15. A method of treating immunological diseases, those mediated by cytokines comprising TNF-α, IL-1β, IL-6 and IL-12 comprising administering an effective amount of a compound according to claim 1 to the mammal in need thereof.

16. A method of treating inflammatory diseases mediated by thromboxane synthase, comprising administering an effective amount of a compound according to claim 1 to the mammal in need thereof.

17. A method of treating inflammatory diseases mediated by Lipoxygenases, particularly 5-lipoxygenase, comprising administering an effective amount of a compound according to claim 1 to the mammal in need thereof.

18. A method of treating inflammatory diseases mediated by PDE4 inhibitors comprising administering an effective amount of a compound according to claim 1 to the mammal in need thereof.

19. A method of lowering plasma concentrations of anyone or a combination or all of TNF-α, IL-1β, and IL-6 comprising administering an effective amount of a compound according to claim 3 to the mammal in need thereof.

20. A method for inhibiting production of cytokines as selected from TNF-α, IL-1β, IL-6 and IL-12 by method comprising administering the compound of the formula (I) as claimed in claim 3.

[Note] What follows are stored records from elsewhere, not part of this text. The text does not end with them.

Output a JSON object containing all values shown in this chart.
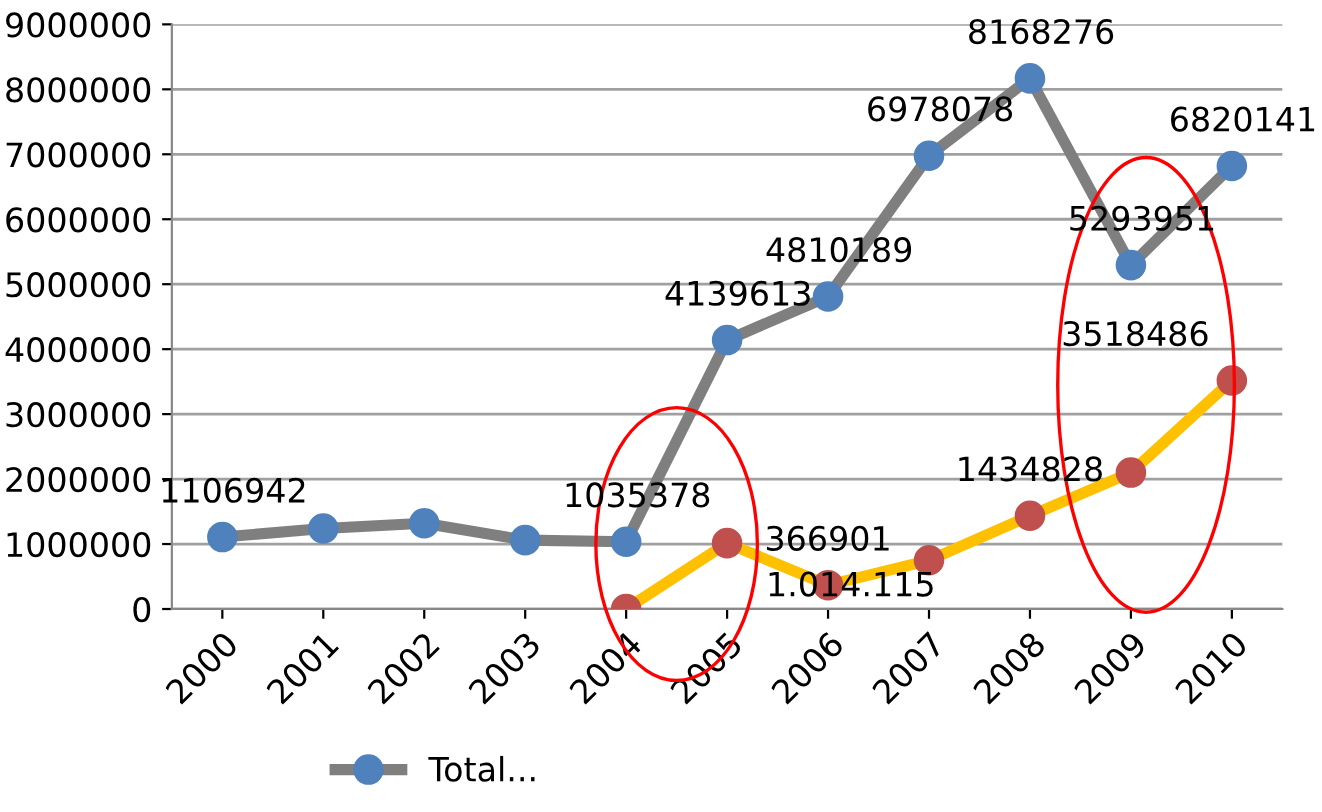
{
  "chart_data": {
    "type": "line",
    "categories": [
      "2000",
      "2001",
      "2002",
      "2003",
      "2004",
      "2005",
      "2006",
      "2007",
      "2008",
      "2009",
      "2010"
    ],
    "series": [
      {
        "name": "Total...",
        "color": "#7f7f7f",
        "values": [
          1106942,
          1240000,
          1320000,
          1060000,
          1035378,
          4139613,
          4810189,
          6978078,
          8168276,
          5293951,
          6820141
        ],
        "value_labels": [
          "1106942",
          null,
          null,
          null,
          "1035378",
          "4139613",
          "4810189",
          "6978078",
          "8168276",
          "5293951",
          "6820141"
        ]
      },
      {
        "color": "#ffc000",
        "values": [
          null,
          null,
          null,
          null,
          0,
          1014115,
          366901,
          750000,
          1434828,
          2100000,
          3518486
        ],
        "value_labels": [
          null,
          null,
          null,
          null,
          null,
          "1.014.115",
          "366901",
          null,
          "1434828",
          null,
          "3518486"
        ]
      }
    ],
    "ylim": [
      0,
      9000000
    ],
    "yticks": [
      0,
      1000000,
      2000000,
      3000000,
      4000000,
      5000000,
      6000000,
      7000000,
      8000000,
      9000000
    ],
    "grid": "y",
    "legend": "bottom",
    "marker": "circle",
    "line_style": "solid"
  }
}
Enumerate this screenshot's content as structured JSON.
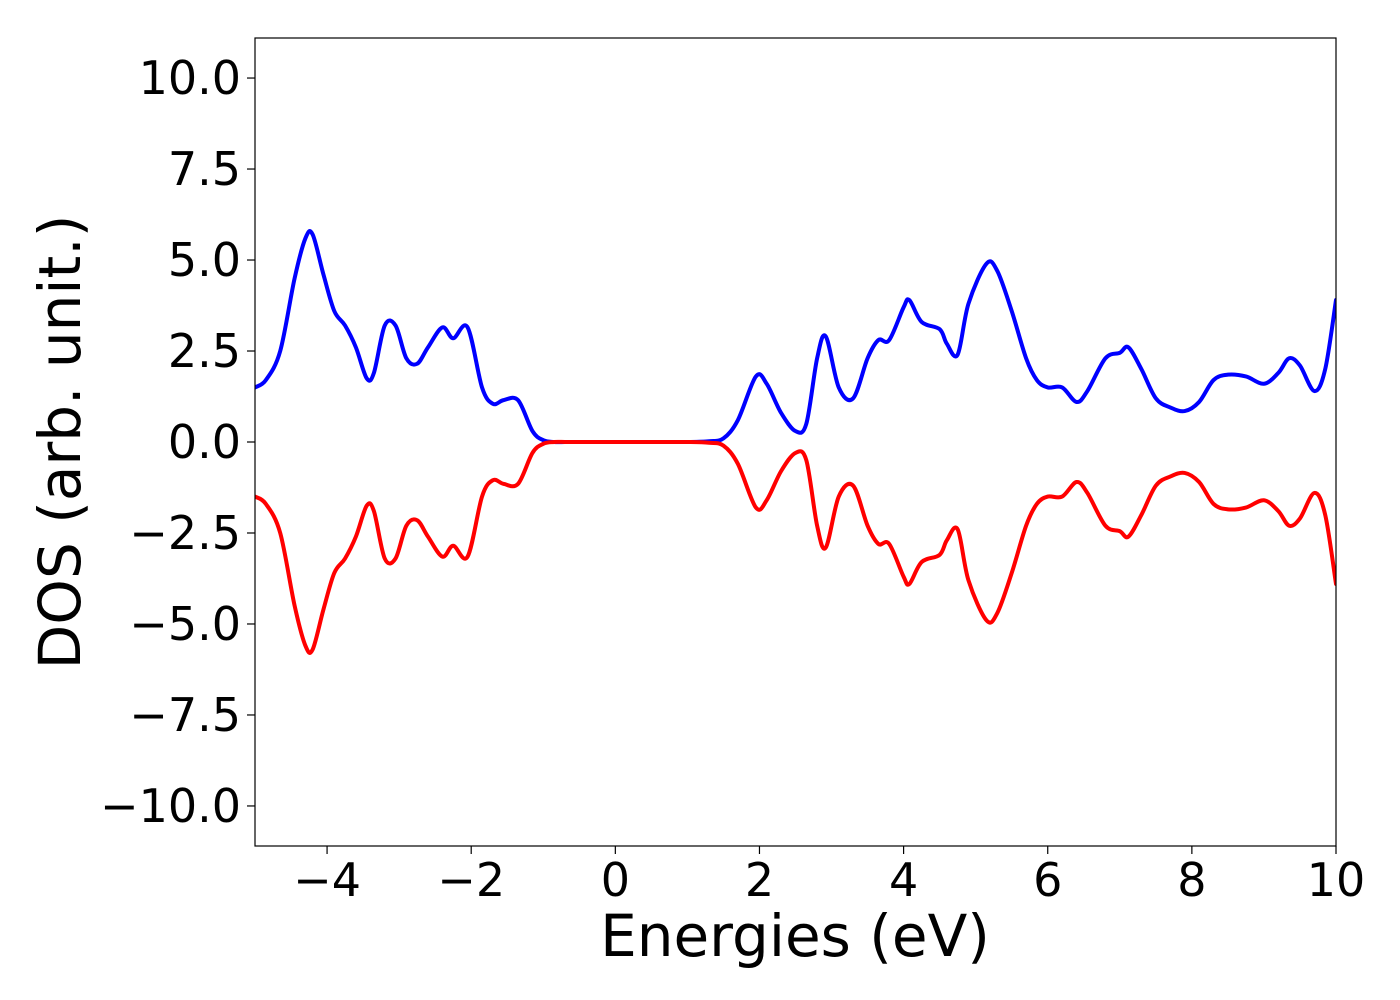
{
  "chart_data": {
    "type": "line",
    "title": "",
    "xlabel": "Energies (eV)",
    "ylabel": "DOS (arb. unit.)",
    "xlim": [
      -5,
      10
    ],
    "ylim": [
      -11.1,
      11.1
    ],
    "grid": false,
    "xticks": [
      -4,
      -2,
      0,
      2,
      4,
      6,
      8,
      10
    ],
    "xtick_labels": [
      "−4",
      "−2",
      "0",
      "2",
      "4",
      "6",
      "8",
      "10"
    ],
    "yticks": [
      10,
      7.5,
      5,
      2.5,
      0,
      -2.5,
      -5,
      -7.5,
      -10
    ],
    "ytick_labels": [
      "10.0",
      "7.5",
      "5.0",
      "2.5",
      "0.0",
      "−2.5",
      "−5.0",
      "−7.5",
      "−10.0"
    ],
    "series": [
      {
        "color": "#0000ff",
        "x": [
          -5.0,
          -4.85,
          -4.65,
          -4.45,
          -4.3,
          -4.2,
          -4.05,
          -3.9,
          -3.75,
          -3.6,
          -3.45,
          -3.35,
          -3.2,
          -3.05,
          -2.9,
          -2.75,
          -2.6,
          -2.4,
          -2.25,
          -2.05,
          -1.85,
          -1.7,
          -1.55,
          -1.35,
          -1.15,
          -1.0,
          -0.85,
          -0.7,
          -0.55,
          -0.4,
          0.0,
          0.5,
          1.0,
          1.3,
          1.5,
          1.7,
          1.95,
          2.1,
          2.3,
          2.5,
          2.65,
          2.8,
          2.92,
          3.1,
          3.3,
          3.5,
          3.65,
          3.8,
          4.0,
          4.08,
          4.25,
          4.5,
          4.6,
          4.75,
          4.9,
          5.15,
          5.3,
          5.5,
          5.7,
          5.85,
          6.0,
          6.2,
          6.4,
          6.55,
          6.8,
          7.0,
          7.12,
          7.3,
          7.5,
          7.7,
          7.9,
          8.1,
          8.3,
          8.5,
          8.75,
          9.0,
          9.2,
          9.35,
          9.5,
          9.7,
          9.85,
          10.0
        ],
        "y": [
          1.5,
          1.7,
          2.5,
          4.5,
          5.6,
          5.7,
          4.6,
          3.6,
          3.2,
          2.6,
          1.75,
          1.9,
          3.2,
          3.2,
          2.3,
          2.15,
          2.6,
          3.15,
          2.85,
          3.15,
          1.5,
          1.05,
          1.15,
          1.15,
          0.3,
          0.05,
          0.0,
          0.0,
          0.0,
          0.0,
          0.0,
          0.0,
          0.0,
          0.02,
          0.1,
          0.6,
          1.8,
          1.6,
          0.8,
          0.3,
          0.5,
          2.3,
          2.9,
          1.5,
          1.2,
          2.3,
          2.8,
          2.8,
          3.7,
          3.9,
          3.3,
          3.1,
          2.7,
          2.4,
          3.8,
          4.9,
          4.7,
          3.6,
          2.3,
          1.7,
          1.5,
          1.5,
          1.1,
          1.4,
          2.3,
          2.45,
          2.6,
          2.0,
          1.2,
          0.95,
          0.85,
          1.1,
          1.7,
          1.85,
          1.8,
          1.6,
          1.9,
          2.3,
          2.1,
          1.4,
          2.0,
          3.9
        ]
      },
      {
        "color": "#ff0000",
        "x": [
          -5.0,
          -4.85,
          -4.65,
          -4.45,
          -4.3,
          -4.2,
          -4.05,
          -3.9,
          -3.75,
          -3.6,
          -3.45,
          -3.35,
          -3.2,
          -3.05,
          -2.9,
          -2.75,
          -2.6,
          -2.4,
          -2.25,
          -2.05,
          -1.85,
          -1.7,
          -1.55,
          -1.35,
          -1.15,
          -1.0,
          -0.85,
          -0.7,
          -0.55,
          -0.4,
          0.0,
          0.5,
          1.0,
          1.3,
          1.5,
          1.7,
          1.95,
          2.1,
          2.3,
          2.5,
          2.65,
          2.8,
          2.92,
          3.1,
          3.3,
          3.5,
          3.65,
          3.8,
          4.0,
          4.08,
          4.25,
          4.5,
          4.6,
          4.75,
          4.9,
          5.15,
          5.3,
          5.5,
          5.7,
          5.85,
          6.0,
          6.2,
          6.4,
          6.55,
          6.8,
          7.0,
          7.12,
          7.3,
          7.5,
          7.7,
          7.9,
          8.1,
          8.3,
          8.5,
          8.75,
          9.0,
          9.2,
          9.35,
          9.5,
          9.7,
          9.85,
          10.0
        ],
        "y": [
          -1.5,
          -1.7,
          -2.5,
          -4.5,
          -5.6,
          -5.7,
          -4.6,
          -3.6,
          -3.2,
          -2.6,
          -1.75,
          -1.9,
          -3.2,
          -3.2,
          -2.3,
          -2.15,
          -2.6,
          -3.15,
          -2.85,
          -3.15,
          -1.5,
          -1.05,
          -1.15,
          -1.15,
          -0.3,
          -0.05,
          0.0,
          0.0,
          0.0,
          0.0,
          0.0,
          0.0,
          0.0,
          -0.02,
          -0.1,
          -0.6,
          -1.8,
          -1.6,
          -0.8,
          -0.3,
          -0.5,
          -2.3,
          -2.9,
          -1.5,
          -1.2,
          -2.3,
          -2.8,
          -2.8,
          -3.7,
          -3.9,
          -3.3,
          -3.1,
          -2.7,
          -2.4,
          -3.8,
          -4.9,
          -4.7,
          -3.6,
          -2.3,
          -1.7,
          -1.5,
          -1.5,
          -1.1,
          -1.4,
          -2.3,
          -2.45,
          -2.6,
          -2.0,
          -1.2,
          -0.95,
          -0.85,
          -1.1,
          -1.7,
          -1.85,
          -1.8,
          -1.6,
          -1.9,
          -2.3,
          -2.1,
          -1.4,
          -2.0,
          -3.9
        ]
      }
    ]
  }
}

21. A method of treating immunological diseases, those mediated by cytokines comprising TNF-α, IL-1β, IL-6 and IL-12 comprising administering an effective amount of a compound according to claim 3 to the mammal in need thereof.

22. A method of treating inflammatory diseases mediated by thromboxane synthase, comprising administering an effective amount of a compound according to claim 3 to the mammal in need thereof.

23. A method of treating inflammatory diseases mediated by Lipoxygenases, particularly 5-lipoxygenase, comprising administering an effective amount of a compound according to claim 3 to the mammal in need thereof.

24. A method of treating inflammatory diseases mediated by PDE4 inhibitors comprising administering an effective amount of a compound according to claim 3 to the mammal in need thereof.